According to a statement issued by the European Commission, the funds will greatly enhance trade and investment flows to West African countries, thus contributing to their development, sustainable growth and poverty reduction. The PAPED is an essential element of the Economic Partnership Agreement (EPA) negotiated with West Africa, and will provide funding for projects linked to trade, industry, transport and energy infrastructure in the region, as well as through support to civil society.
“This substantial new commitment from the European Commission and the EU Member States, demonstrates EU’s continuous support to West Africa’s regional integration, which is the most advanced of the African continent,” the statement underscored.
Commissioner Piebalgs said: “EU’s commitment responds to the needs expressed by West Africa and will allow the region to take advantage of all the opportunities of the Economic Partnership Agreement. The implementation of the EPA will be instrumental in creating favourable conditions to boost trade in the region and stimulate growth and job creation. The development of the region will also contribute to increase peace and stability in West Africa.”
In 2010, the EU already pledged to provide €6.5 billion to support the PAPED for the period 2010-2014. This pledge was eventually increased and the EU has funded projects worth €8.2 billion (through the European instruments, member states’ bilateral cooperation and the European Investment Bank).
The region of West Africa includes The Gambia, Benin, Burkina Faso, Cap Verde, Côte d’Ivoire, Ghana, Guinea, Guinea Bissau, Liberia, Mali, Niger, Nigeria, Senegal, Sierra Leone, Togo and Mauritania.
In the Foreign Affairs Council conclusions, the European Union acknowledged the importance of the PAPED developed by West Africa during the negotiations of the EPA between the 16 states in the region and the European Union.

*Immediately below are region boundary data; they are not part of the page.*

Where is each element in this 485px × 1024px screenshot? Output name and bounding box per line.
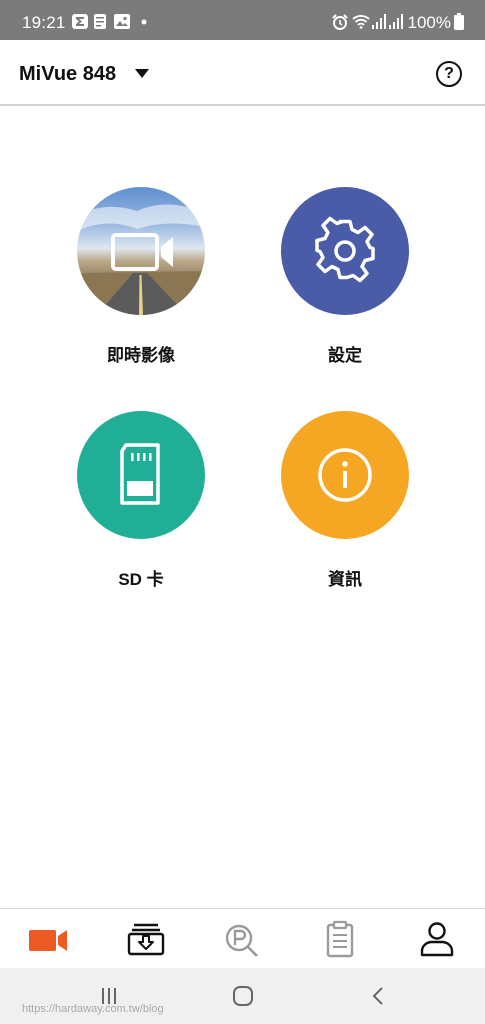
nav-profile[interactable]: [415, 919, 459, 959]
info-button[interactable]: [281, 411, 409, 539]
watermark-text: https://hardaway.com.tw/blog: [22, 1003, 164, 1015]
settings-button[interactable]: [281, 187, 409, 315]
settings-label: 設定: [328, 346, 362, 365]
nav-download[interactable]: [124, 919, 168, 959]
sd-card-button[interactable]: [77, 411, 205, 539]
live-view-button[interactable]: [77, 187, 205, 315]
sd-card-tile[interactable]: SD 卡: [71, 411, 211, 590]
alarm-icon: [332, 14, 348, 30]
gear-icon: [315, 216, 375, 283]
nav-camera[interactable]: [27, 919, 71, 959]
nav-clipboard[interactable]: [318, 919, 362, 959]
settings-tile[interactable]: 設定: [275, 187, 415, 366]
sigma-icon: [72, 14, 88, 29]
system-nav-bar: [0, 968, 485, 1024]
chevron-down-icon[interactable]: [135, 69, 149, 78]
status-time: 19:21: [22, 13, 66, 32]
battery-percent: 100%: [407, 13, 451, 32]
info-icon: [318, 448, 372, 502]
nav-parking-search[interactable]: [221, 919, 265, 959]
dot-icon: [141, 19, 147, 25]
signal-icon: [389, 14, 403, 29]
home-icon[interactable]: [232, 985, 254, 1007]
battery-icon: [454, 13, 464, 30]
status-bar: 19:21 100%: [0, 0, 485, 40]
user-icon: [420, 922, 454, 957]
info-tile[interactable]: 資訊: [275, 411, 415, 590]
device-name[interactable]: MiVue 848: [19, 63, 116, 86]
sd-card-icon: [120, 443, 160, 505]
clipboard-icon: [326, 920, 354, 958]
back-icon[interactable]: [370, 986, 386, 1006]
info-label: 資訊: [328, 570, 362, 589]
sd-card-label: SD 卡: [118, 570, 164, 589]
live-view-label: 即時影像: [107, 346, 175, 365]
live-view-tile[interactable]: 即時影像: [71, 187, 211, 366]
help-button[interactable]: ?: [436, 61, 462, 87]
video-camera-icon: [29, 930, 67, 951]
wifi-icon: [352, 15, 370, 29]
signal-icon: [372, 14, 386, 29]
download-box-icon: [127, 923, 165, 956]
parking-search-icon: [225, 924, 258, 957]
notification-icon: [94, 14, 106, 29]
app-header: MiVue 848 ?: [0, 40, 485, 106]
image-icon: [114, 14, 130, 29]
video-camera-icon: [111, 233, 173, 271]
bottom-nav: [0, 908, 485, 968]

“The PAPED is an essential step in the process towards the implementation of the future EPA. The EPA represents a new kind of partnership between West Africa and the EU in the sense that although it is a trade agreement, it has a specific development objective. It is designed to strengthen West-African economies via the production and export of a wider range of goods, and by increasing trade between the countries in the region.
The negotiations for an Economic Partnership Agreement between West Africa and the European Union have recently been concluded and endorsement at political level is expected in due course.